The empty suitcases are back in the closet but the clothes have not yet all found their way. At least the dirty laundry was put into its respective hampers ASAP. But there are spare (clean) socks rolled up angrily on the floor next to my bed. There are jumpers that went unworn in London that need to be folded correctly for the dresser. The new things I bought in England - a nightie and dressing gown set that is inappropriate for winter but will SLAY in spring, so many new M&S knickers and bras, workout leggings (?) - don’t even have a place yet, so they’re hanging out on the designated clothes chair, awaiting instructions.

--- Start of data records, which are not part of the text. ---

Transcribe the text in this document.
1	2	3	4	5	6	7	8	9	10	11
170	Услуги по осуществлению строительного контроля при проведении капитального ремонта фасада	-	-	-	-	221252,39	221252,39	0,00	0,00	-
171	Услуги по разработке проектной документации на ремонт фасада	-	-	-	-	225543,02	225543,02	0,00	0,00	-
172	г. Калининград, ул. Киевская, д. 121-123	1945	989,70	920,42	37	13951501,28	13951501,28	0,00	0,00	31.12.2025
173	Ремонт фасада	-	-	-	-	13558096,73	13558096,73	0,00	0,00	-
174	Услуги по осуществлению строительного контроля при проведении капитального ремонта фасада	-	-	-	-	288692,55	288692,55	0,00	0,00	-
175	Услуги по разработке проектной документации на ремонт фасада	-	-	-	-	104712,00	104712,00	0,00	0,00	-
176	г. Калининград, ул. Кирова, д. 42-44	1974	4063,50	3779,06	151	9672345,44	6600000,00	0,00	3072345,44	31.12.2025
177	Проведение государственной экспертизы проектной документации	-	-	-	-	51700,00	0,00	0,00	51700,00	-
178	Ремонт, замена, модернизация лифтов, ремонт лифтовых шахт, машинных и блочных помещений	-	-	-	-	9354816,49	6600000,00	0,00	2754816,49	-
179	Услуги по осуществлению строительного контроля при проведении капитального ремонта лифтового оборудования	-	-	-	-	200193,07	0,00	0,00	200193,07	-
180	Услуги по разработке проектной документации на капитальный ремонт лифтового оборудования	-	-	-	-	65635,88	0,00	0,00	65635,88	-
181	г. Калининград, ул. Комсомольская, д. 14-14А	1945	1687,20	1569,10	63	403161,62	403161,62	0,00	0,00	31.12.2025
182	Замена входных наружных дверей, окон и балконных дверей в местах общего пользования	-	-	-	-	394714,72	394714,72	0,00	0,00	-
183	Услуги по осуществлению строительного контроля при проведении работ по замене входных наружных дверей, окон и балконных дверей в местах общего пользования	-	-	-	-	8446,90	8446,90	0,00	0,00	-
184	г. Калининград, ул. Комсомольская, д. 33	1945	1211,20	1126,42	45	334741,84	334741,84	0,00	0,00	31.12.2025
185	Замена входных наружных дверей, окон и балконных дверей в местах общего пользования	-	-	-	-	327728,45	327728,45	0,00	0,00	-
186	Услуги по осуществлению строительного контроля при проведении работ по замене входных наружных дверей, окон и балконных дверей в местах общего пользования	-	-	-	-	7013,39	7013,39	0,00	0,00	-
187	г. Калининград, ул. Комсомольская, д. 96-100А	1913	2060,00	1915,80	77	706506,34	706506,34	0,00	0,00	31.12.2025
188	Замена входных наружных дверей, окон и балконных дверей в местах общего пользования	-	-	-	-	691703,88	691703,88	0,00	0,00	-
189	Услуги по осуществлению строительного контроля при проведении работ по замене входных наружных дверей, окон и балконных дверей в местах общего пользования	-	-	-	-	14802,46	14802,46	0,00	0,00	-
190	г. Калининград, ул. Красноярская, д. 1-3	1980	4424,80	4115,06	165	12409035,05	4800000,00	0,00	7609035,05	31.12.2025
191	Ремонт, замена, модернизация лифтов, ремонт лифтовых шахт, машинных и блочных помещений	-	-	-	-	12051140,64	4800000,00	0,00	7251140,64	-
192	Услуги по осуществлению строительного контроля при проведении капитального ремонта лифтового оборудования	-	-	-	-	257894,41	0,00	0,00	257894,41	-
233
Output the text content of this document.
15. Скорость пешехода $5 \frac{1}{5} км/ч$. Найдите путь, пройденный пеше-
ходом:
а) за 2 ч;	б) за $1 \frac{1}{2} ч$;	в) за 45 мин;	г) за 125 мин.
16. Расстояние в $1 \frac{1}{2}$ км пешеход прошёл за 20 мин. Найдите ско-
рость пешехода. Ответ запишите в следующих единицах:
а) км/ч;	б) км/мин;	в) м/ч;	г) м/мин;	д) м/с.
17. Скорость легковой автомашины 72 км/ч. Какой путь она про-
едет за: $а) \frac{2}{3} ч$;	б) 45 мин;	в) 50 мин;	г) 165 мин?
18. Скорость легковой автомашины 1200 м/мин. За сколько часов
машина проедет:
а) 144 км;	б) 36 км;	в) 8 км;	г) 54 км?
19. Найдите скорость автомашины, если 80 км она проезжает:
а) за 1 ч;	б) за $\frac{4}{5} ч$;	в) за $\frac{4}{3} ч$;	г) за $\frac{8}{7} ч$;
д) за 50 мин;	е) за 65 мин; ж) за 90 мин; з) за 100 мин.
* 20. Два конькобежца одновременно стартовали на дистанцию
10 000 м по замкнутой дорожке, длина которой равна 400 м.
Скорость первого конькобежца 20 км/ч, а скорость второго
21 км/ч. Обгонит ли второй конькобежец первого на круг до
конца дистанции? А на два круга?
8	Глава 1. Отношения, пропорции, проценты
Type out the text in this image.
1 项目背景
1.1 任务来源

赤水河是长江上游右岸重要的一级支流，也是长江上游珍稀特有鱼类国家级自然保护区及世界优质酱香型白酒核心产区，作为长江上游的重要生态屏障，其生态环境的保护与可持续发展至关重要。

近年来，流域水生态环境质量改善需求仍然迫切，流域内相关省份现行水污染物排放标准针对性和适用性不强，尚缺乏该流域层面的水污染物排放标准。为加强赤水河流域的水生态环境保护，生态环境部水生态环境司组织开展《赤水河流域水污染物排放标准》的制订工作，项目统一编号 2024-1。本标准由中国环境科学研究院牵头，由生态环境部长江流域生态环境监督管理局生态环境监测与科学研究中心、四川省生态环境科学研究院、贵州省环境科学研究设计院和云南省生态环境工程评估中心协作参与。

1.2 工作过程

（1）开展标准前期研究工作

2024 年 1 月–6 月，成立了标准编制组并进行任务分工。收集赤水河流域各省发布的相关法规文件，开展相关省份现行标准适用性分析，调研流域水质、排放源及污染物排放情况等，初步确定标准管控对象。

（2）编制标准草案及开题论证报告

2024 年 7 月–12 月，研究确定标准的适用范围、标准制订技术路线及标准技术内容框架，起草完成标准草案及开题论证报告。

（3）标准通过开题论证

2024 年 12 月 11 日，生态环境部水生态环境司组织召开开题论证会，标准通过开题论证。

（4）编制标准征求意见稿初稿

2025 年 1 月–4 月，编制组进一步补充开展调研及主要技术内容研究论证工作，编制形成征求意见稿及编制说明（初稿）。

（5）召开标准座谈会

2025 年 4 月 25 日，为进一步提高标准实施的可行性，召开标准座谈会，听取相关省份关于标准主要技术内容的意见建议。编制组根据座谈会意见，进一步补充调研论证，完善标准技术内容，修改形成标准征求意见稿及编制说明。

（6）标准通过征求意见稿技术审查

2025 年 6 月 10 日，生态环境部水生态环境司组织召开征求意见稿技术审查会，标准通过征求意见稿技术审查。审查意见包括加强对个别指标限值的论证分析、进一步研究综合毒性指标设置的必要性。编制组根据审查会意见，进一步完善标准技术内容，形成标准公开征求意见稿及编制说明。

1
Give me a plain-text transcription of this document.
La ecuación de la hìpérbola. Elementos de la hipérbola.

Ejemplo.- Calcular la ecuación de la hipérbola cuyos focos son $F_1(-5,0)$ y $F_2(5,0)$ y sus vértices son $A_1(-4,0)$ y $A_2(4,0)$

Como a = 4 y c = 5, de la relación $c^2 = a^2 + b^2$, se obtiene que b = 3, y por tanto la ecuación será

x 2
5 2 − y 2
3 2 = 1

This is my first winter in this apartment. When I left there were still more than a few leaves on the trees in front of my living room window. Now the branches turn evil-looking at night, bare and swaying. It gets stuffy quickly because the radiators are way too efficient. At night, I sweat and have to dig myself out of the duvet to turn them off. Come morning, the bedroom is too cool for January. It’s a learning curve.
I have to vacuum the floors. I have to do laundry. I have to cook something substantial that will provide me a week of easy dinners (obe ata, most likely, maybe fried rice?). I have to change my sheets and mop the kitchen floor. I have to do some exercise on the bike. I have to stretch, my goodness do I need to stretch. I have to read books and send emails, and keep in touch, and form ideas. I have to drink more water. I 100% need to sleep.
I’ll get to all of that. For now, the place is filling up with the scent of hot baking bread. A Lou Rawls record is playing. I’m going to sharpen my knives (yeah, I brought one of these back with me). I might fry a plantain tonight. It’s winter. We’re mostly okay - soon there will be bread to eat.
Having just travelled back to the UK for Christmas, I've loved these last two letters. Thank you Bim!
Is a "Thank you" mundane if it is heartfelt?